Two other missionaries injured in the blast, Richard Norby, 66, of Utah and Fanny Clain, 20, of France, remain in Brussels.

Wells, Empey and Norby won't be able to finish their missions for The Church of Jesus Christ of Latter-day Saints, but Clain, 20, is expected to resume her service in the U.S, church officials said. She was less seriously hurt.

The Utahans were at the airport March 22 to accompany Clain, who was set to fly to the United States for a missionary assignment in Cleveland. Clain had passed through security to a different part of the airport at the time of the explosion.

Wells suffered burns and severed his Achilles tendon. He also was present during the Boston Marathon bombing but wasn't hurt.

Wells told CBS News last week from a Belgian hospital that he felt lucky to be alive after the blast lifted him off his feet. The former high school football player from Sandy, Utah, said he was at the back of the check-in line when the first bomb exploded and said he was running out of the airport when the second blast hit.

He spoke last week from behind a mask of bandages, with only his eyes, mouth and left ear uncovered by the gauze dressings and mesh netting that held them in place.

"The first step is him, his care, his well-being, is he okay? What's his medical care?
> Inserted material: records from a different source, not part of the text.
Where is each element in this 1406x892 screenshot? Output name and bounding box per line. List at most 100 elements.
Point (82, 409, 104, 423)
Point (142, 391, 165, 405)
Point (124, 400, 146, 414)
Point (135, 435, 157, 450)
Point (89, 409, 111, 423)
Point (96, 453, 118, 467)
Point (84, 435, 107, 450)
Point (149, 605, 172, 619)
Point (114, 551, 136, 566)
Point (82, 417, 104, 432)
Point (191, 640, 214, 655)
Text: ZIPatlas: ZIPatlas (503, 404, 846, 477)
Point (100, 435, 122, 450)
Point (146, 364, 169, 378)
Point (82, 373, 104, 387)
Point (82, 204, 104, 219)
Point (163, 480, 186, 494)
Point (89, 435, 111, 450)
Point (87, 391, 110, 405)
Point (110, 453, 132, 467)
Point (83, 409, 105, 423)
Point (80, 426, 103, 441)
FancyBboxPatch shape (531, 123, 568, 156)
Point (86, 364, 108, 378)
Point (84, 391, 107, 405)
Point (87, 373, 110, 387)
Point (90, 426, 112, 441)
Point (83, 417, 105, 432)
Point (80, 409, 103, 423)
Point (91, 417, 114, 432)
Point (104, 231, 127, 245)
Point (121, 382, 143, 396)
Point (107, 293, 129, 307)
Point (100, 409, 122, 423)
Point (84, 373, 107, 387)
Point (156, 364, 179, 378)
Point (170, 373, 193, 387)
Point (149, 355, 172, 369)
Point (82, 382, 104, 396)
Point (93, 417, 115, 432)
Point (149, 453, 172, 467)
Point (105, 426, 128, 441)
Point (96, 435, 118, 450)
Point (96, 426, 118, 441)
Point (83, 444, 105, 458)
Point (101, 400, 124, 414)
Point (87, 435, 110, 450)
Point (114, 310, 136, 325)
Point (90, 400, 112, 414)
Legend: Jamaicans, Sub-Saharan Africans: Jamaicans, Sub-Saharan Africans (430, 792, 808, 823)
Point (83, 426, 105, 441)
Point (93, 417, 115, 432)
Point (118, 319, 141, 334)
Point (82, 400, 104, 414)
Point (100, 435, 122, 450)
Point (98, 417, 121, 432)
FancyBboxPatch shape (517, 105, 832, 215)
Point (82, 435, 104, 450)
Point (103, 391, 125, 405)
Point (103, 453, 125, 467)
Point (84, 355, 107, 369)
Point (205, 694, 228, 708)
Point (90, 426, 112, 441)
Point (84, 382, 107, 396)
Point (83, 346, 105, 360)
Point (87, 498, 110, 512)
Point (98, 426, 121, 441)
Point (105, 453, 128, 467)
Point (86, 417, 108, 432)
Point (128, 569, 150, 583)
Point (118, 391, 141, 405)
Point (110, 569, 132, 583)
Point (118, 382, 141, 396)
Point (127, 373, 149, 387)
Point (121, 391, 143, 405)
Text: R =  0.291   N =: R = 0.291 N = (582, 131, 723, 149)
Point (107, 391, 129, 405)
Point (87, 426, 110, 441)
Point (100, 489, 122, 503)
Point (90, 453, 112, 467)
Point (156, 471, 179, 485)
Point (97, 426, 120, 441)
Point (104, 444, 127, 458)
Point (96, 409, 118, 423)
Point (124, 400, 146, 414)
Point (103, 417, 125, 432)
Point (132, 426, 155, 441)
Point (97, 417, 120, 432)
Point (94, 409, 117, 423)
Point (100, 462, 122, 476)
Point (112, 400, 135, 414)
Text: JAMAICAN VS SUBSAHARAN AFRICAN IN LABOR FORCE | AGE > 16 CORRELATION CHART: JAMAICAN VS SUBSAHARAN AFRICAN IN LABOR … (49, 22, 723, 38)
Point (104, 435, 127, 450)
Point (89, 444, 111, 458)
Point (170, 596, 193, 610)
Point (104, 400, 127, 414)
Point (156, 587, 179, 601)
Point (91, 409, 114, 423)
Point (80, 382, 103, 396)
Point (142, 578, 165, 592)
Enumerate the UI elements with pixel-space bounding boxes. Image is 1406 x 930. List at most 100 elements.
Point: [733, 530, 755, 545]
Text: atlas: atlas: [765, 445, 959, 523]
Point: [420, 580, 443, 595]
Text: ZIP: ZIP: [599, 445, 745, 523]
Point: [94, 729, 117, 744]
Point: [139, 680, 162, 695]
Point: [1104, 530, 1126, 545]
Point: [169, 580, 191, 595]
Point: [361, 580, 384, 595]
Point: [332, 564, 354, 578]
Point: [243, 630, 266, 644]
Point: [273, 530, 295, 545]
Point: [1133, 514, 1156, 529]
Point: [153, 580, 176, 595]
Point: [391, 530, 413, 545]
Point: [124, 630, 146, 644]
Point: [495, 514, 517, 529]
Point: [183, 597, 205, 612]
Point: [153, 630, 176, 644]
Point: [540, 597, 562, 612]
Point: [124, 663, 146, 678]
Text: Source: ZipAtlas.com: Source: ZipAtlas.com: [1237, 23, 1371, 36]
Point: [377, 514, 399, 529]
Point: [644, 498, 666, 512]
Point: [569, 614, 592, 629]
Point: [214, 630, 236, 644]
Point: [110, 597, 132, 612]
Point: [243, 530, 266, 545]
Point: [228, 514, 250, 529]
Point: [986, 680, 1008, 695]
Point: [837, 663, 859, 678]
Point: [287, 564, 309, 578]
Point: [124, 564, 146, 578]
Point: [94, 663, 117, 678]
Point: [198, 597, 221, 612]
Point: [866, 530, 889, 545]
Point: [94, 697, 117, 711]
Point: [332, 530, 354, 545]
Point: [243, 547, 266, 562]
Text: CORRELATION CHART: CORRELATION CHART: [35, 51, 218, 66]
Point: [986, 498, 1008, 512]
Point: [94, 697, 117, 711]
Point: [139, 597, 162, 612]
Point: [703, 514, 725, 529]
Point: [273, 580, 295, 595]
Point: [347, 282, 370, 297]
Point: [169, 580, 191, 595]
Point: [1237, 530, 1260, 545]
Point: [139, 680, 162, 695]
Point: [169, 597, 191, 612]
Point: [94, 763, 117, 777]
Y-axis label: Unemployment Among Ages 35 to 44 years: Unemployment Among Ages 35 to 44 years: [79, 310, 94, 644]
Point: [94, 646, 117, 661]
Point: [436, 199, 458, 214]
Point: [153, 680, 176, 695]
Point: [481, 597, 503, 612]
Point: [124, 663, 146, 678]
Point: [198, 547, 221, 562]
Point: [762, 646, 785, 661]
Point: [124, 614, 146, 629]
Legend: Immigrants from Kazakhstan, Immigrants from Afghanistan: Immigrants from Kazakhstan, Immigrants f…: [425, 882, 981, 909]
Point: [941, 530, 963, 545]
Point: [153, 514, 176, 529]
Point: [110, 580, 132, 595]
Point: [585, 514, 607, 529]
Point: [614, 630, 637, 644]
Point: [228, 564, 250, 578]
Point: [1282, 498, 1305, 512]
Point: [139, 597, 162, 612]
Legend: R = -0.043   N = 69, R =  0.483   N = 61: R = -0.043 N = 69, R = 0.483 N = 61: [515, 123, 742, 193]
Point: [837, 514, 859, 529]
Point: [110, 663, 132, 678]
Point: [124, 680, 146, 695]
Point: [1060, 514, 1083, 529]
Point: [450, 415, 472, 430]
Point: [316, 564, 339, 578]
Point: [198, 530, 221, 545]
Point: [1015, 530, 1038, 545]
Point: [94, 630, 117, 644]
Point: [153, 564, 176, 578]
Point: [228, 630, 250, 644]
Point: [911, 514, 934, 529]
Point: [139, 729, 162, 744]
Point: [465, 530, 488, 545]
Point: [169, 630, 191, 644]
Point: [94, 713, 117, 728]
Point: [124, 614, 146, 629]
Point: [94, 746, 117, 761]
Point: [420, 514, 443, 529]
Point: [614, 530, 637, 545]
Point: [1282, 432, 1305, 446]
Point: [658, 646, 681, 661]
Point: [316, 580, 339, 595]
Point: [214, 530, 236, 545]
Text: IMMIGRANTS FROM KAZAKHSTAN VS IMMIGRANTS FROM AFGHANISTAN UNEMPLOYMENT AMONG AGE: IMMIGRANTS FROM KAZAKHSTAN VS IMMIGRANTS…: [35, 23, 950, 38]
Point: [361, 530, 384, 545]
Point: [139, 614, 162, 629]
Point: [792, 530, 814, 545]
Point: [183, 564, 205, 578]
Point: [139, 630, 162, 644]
And then how do we get him home?" said his father, Chad Wells, previously said.

"We know Mason will want to get back to a regular life and not want to sit and dwell on this," said his mother, Kymberly Wells.

Empey suffered burns to his hands, face and head and had surgery for shrapnel injuries to his legs.

"I wondered if I'd feel anger when I saw the pictures of the suspects, and I truly didn't," Empey's father, Court Empey, said in an interview with CBS News last week. "I felt complete gratitude that my son was alive, and then the aftermath of the support that's been shown to us just confirms to me that people are good to their core."

Amber Empey said it was a dramatic sight when she saw her son "all bandaged up" after the attacks but that she was thankful he was alive.

"It was amazing and just peace of mind," she said. "You know, there's this anxiety, like you've just got to get to him quick, and to be able to be there and feel him and see him and hear him was really amazing."

Norby was still in a medically induced coma when his wife, Pam Norby, spoke with CBS News Saturday. She wasn't able to accompany her husband Tuesday in driving three other missionaries to the airport because of the size of their car.

Parents Amber and Court Empey visit their son, Joseph Empey, who was wounded in the terrorist attacks in Brussels, Belgium.

Parents Amber and Court Empey visit their son, Joseph Empey, who was wounded in the terrorist attacks in Brussels, Belgium.

Courtesy the Empey family

Richard Norby called his wife after the bombs went off.

"As soon as he said, 'Pam,' I instantly knew that something had happened; I could just tell in his voice," Pam Norby said.

Their call was soon disconnected, and she didn't find out where anyone was until hours later. She said her husband's prognosis was good with long-term difficulties expected.

She hasn't been alone since the attacks. The Norbys' son, Jason, traveled from the U.S. to be with his mother.

"It was difficult; it was hard to be that far away, that far removed and to not know how to help, to not know what to do," Jason Norby said.

His mother said she's received prayers and best wishes from people all over the world, not just from her immediate family.

"There has been good that's come out of this, and we're grateful for that," Norby said. "People have been absolutely marvelous. People in Belgium are warm people. I think it has something to do with everyone coming from a different culture and coming together."